Niezwykła pamiątka ocalała ze smoleńskiej katastrofy
- Nie wiem, czy rozpozna pani taką małą książeczkę - zaczęła dziennikarka, pokazując zabrudzoną broszurę z wytłoczonym orzełkiem na okładce.
- To mała książeczka z zapisem przemówienia, które nigdy nie zostało wygłoszone - kontynuowała, przekazując ją Marcie Kaczyńskiej. Rozmówczyni Joanny Racewicz zaniemówiła.
- Muszę przyznać, że nie miałam okazji widzieć tego wcześniej - odparła po chwili.
- Tę książeczkę miał w strzępach kieszeni marynarki mój mąż, pewnie gotowy do tego, żeby podać ją pani tacie w sytuacji, kiedy zawiedzie go pamięć, bo on właściwie wszystko mówił z pamięci- stwierdziła gospodyni programu.
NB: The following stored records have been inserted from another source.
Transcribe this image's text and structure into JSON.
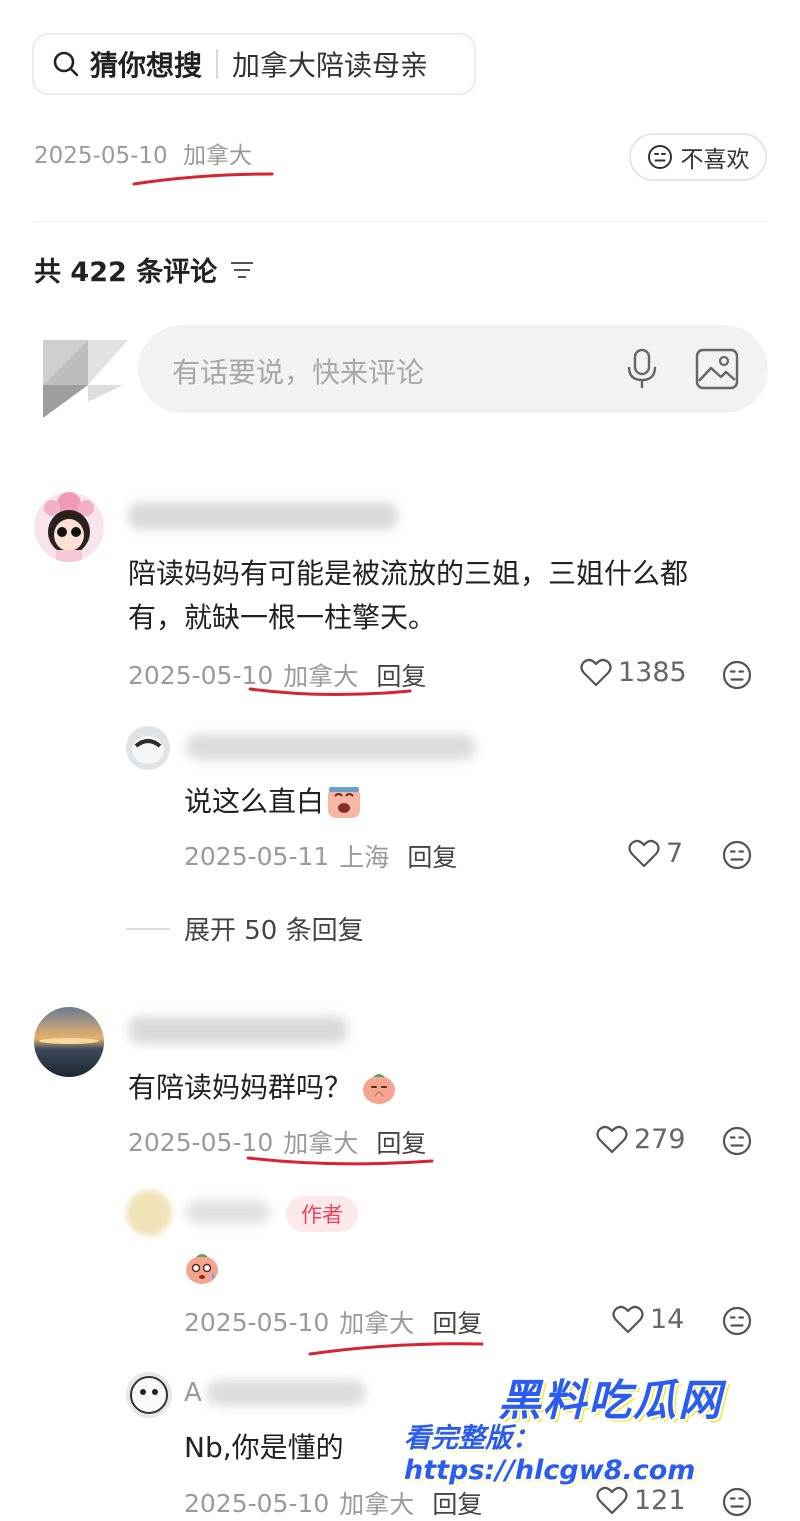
{
  "search": {
    "label": "猜你想搜",
    "query": "加拿大陪读母亲"
  },
  "post_meta": {
    "date": "2025-05-10",
    "location": "加拿大"
  },
  "dislike_label": "不喜欢",
  "comments_header": {
    "prefix": "共",
    "count": "422",
    "suffix": "条评论"
  },
  "input": {
    "placeholder": "有话要说，快来评论"
  },
  "comments": [
    {
      "text_line1": "陪读妈妈有可能是被流放的三姐，三姐什么都",
      "text_line2": "有，就缺一根一柱擎天。",
      "date": "2025-05-10",
      "location": "加拿大",
      "reply_label": "回复",
      "likes": "1385",
      "replies": [
        {
          "text": "说这么直白",
          "date": "2025-05-11",
          "location": "上海",
          "reply_label": "回复",
          "likes": "7"
        }
      ],
      "expand_label": "展开 50 条回复"
    },
    {
      "text": "有陪读妈妈群吗？",
      "date": "2025-05-10",
      "location": "加拿大",
      "reply_label": "回复",
      "likes": "279",
      "replies": [
        {
          "author_tag": "作者",
          "date": "2025-05-10",
          "location": "加拿大",
          "reply_label": "回复",
          "likes": "14"
        },
        {
          "name_initial": "A",
          "text": "Nb,你是懂的",
          "date": "2025-05-10",
          "location": "加拿大",
          "reply_label": "回复",
          "likes": "121"
        }
      ]
    }
  ],
  "watermark": {
    "title": "黑料吃瓜网",
    "line": "看完整版：https://hlcgw8.com"
  },
  "colors": {
    "accent_red": "#d62433",
    "author_tag_bg": "#fde9ec",
    "watermark_blue": "#2a5cf0"
  }
}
Wzruszona Kaczyńska potwierdziła, że najprawdopodobniej również na uroczystości związanej z obchodami 70. rocznicy zbrodni katyńskiej, na którą feralnego 10 kwietnia 2010 roku leciała polska delegacja z parą prezydencką na czele, jej ojciec wygłosiłby przemówienie z pamięci. Niestety, nigdy do tego nie doszło.